Trend 3:  Privacy-Enhancing Computation 

While privacy makes a great talking point, the truth is many business models run on a lack of privacy--and Americans tend to be much less bothered about it than Europeans. Until they care enough to change their online behaviour, “privacy-enhancing computation” isn’t going to mean much.

Trend 4:  Cloud-Native Platforms 

This is undoubtedly an important tech innovation, but with the massive move to the cloud during COVID, at this point it’s less of an up-and-coming trend and more of a new normal.

Trend 5:  Composable Applications

“Composable” applications are all about creating an API- and event-driven culture and preserving legacy applications as companies migrate to the cloud. Again, this is a new name for a not-so-new goal.

Trend 6:  Decision Intelligence 

Decision intelligence was a new trend in data analytics in about 2010. 

Trend 7:  Hyperautomation

Hyperautomation is exactly what it says on the tin, automating as much as possible as fast as possible.
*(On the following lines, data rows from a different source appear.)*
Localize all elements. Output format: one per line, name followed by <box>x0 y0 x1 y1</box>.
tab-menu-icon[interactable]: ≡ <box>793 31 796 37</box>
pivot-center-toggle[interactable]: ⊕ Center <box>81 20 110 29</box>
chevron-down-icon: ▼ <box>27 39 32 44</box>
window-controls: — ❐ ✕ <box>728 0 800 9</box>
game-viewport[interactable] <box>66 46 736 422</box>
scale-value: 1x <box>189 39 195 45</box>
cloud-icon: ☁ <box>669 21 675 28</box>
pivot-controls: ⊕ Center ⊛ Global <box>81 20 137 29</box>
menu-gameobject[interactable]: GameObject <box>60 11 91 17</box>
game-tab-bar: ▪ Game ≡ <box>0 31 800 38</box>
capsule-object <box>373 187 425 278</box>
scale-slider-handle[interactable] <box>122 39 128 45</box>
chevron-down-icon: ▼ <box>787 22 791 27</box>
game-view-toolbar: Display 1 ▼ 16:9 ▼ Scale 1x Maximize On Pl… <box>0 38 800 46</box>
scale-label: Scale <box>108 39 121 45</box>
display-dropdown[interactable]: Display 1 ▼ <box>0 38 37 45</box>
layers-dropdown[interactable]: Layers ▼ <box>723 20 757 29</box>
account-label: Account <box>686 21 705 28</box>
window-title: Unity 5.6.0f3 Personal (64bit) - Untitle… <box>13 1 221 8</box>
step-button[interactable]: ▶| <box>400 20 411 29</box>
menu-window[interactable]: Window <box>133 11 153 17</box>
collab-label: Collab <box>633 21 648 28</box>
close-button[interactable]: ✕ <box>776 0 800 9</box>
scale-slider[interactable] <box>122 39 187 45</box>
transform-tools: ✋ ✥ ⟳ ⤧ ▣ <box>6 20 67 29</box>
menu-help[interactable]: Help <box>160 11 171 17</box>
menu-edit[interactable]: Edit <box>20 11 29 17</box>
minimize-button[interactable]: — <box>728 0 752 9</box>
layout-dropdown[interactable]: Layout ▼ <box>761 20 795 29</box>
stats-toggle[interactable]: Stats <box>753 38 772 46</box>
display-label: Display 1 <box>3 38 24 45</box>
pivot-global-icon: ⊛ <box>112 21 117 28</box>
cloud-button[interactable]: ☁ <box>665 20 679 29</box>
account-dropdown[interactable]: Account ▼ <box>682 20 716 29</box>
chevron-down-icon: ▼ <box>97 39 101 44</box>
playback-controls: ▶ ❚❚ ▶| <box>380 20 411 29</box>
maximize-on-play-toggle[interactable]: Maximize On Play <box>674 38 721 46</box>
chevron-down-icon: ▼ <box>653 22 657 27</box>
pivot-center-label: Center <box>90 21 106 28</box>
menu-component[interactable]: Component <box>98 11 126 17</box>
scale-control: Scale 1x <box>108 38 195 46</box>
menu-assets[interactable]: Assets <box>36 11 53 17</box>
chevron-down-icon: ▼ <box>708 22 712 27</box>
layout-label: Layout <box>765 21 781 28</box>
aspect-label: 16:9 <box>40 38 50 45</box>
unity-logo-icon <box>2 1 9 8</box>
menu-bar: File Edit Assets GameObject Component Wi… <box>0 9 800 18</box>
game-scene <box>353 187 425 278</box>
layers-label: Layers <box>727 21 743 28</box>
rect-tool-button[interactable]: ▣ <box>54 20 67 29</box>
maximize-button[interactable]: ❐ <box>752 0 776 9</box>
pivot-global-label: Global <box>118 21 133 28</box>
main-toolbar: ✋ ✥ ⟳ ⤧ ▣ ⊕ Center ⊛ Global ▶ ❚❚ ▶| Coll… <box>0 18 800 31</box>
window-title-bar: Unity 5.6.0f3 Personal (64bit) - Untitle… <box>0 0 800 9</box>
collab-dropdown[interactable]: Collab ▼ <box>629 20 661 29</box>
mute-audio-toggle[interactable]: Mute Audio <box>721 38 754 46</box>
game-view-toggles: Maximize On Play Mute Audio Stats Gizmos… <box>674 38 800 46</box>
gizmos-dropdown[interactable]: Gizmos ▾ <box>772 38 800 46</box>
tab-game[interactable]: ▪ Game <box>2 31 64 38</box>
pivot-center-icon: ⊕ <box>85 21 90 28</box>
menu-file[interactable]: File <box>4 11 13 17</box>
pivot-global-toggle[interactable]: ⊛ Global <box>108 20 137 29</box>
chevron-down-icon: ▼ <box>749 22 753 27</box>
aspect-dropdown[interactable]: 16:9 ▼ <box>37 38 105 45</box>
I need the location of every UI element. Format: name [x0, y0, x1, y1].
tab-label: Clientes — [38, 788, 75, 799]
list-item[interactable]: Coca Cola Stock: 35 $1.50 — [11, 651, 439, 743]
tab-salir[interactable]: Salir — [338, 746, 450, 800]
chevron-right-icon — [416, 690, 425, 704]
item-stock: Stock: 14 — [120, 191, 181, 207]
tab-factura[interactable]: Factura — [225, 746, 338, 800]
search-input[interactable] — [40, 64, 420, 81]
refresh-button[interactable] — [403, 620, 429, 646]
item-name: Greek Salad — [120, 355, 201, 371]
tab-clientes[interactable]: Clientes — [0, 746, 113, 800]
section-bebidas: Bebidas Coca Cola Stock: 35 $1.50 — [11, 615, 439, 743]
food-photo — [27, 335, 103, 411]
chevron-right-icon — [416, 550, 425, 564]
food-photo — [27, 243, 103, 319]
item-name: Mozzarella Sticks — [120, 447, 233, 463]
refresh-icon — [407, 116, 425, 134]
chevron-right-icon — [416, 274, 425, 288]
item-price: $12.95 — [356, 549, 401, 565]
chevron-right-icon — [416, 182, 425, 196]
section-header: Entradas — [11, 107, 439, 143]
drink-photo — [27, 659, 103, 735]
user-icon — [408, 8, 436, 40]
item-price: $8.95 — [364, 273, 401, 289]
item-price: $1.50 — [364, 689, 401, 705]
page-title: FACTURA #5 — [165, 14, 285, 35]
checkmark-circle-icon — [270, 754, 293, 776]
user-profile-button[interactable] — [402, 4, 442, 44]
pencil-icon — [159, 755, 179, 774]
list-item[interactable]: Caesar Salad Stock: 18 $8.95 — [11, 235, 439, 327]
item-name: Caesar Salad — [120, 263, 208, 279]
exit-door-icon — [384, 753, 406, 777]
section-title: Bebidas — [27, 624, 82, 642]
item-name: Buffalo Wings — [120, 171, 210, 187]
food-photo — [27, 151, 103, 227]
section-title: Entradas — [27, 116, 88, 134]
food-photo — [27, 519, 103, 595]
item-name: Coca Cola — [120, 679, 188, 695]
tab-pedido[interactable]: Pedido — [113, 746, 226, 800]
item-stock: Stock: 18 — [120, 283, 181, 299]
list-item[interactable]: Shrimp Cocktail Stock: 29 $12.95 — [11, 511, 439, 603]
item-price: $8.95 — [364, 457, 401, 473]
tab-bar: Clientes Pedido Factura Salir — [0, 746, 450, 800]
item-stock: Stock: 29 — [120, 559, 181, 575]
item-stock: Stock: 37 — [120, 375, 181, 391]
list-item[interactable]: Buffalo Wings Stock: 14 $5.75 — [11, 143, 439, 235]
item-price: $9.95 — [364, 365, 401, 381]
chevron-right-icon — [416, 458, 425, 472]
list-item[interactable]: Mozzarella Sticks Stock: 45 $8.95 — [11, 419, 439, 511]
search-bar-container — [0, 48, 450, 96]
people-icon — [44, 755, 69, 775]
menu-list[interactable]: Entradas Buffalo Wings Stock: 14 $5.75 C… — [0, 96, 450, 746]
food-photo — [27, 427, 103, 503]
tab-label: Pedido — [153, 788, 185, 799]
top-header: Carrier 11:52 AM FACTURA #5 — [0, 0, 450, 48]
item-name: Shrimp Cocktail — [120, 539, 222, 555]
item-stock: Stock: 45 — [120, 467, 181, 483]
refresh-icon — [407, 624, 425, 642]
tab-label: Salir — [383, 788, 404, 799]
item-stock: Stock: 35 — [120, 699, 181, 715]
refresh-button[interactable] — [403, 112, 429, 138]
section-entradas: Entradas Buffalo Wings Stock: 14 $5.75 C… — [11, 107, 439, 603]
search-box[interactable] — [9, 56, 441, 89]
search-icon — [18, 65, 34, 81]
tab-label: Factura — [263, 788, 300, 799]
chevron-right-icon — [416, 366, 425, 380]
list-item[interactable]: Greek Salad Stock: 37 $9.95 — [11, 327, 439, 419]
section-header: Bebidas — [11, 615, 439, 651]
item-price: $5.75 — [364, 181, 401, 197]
Unless you slept through the pandemic, you’re more than aware of this one already.

Trend 8:  AI Engineering

AI engineering refers to best practices in repeatable design, development and deployment. It’s a bona fide trend, but it’s been trending for at least five years.

Trend 9:  Distributed Enterprises

This is the intersection between digital transformation and edge computing. We’ll let them have this one.

Trend 10:  Total Experience

Collaboration between different companies to create a seamless customer experience has been aspirational for years, but few are actually doing it. There are some standouts, such as the fact that customers can return unboxed products bought on Amazon to Whole Foods, but overall this remains an aspiration rather than an active trend.

Trend 11: Autonomic Systems

“Autonomic systems are self-managed physical or software systems that learn from their environments and dynamically modify their own algorithms in real time to optimise their behavior in complex ecosystems.”  This sounds great, but hardly qualifies as a trend.

Trend 12: Generative AI

Generative AI is a long-term strategic objective, but at the moment it’s not a discernible trend.

So what are the real trends? Broadly speaking, Gartner’s list is focused on automation, data infrastructure, and composable applications. 

Of these, automation isn’t growing as rapidly as the press suggests; surveys show executives’ attitude to automation is more cautious optimism than overwhelming eagerness to invest. Data analytics are now mainstream, but the search for clean, integrated, accessible data is likely to go on for many years to come. Applications architecture, including edge computing, is finally gaining traction and is the nearest thing here to a real trend.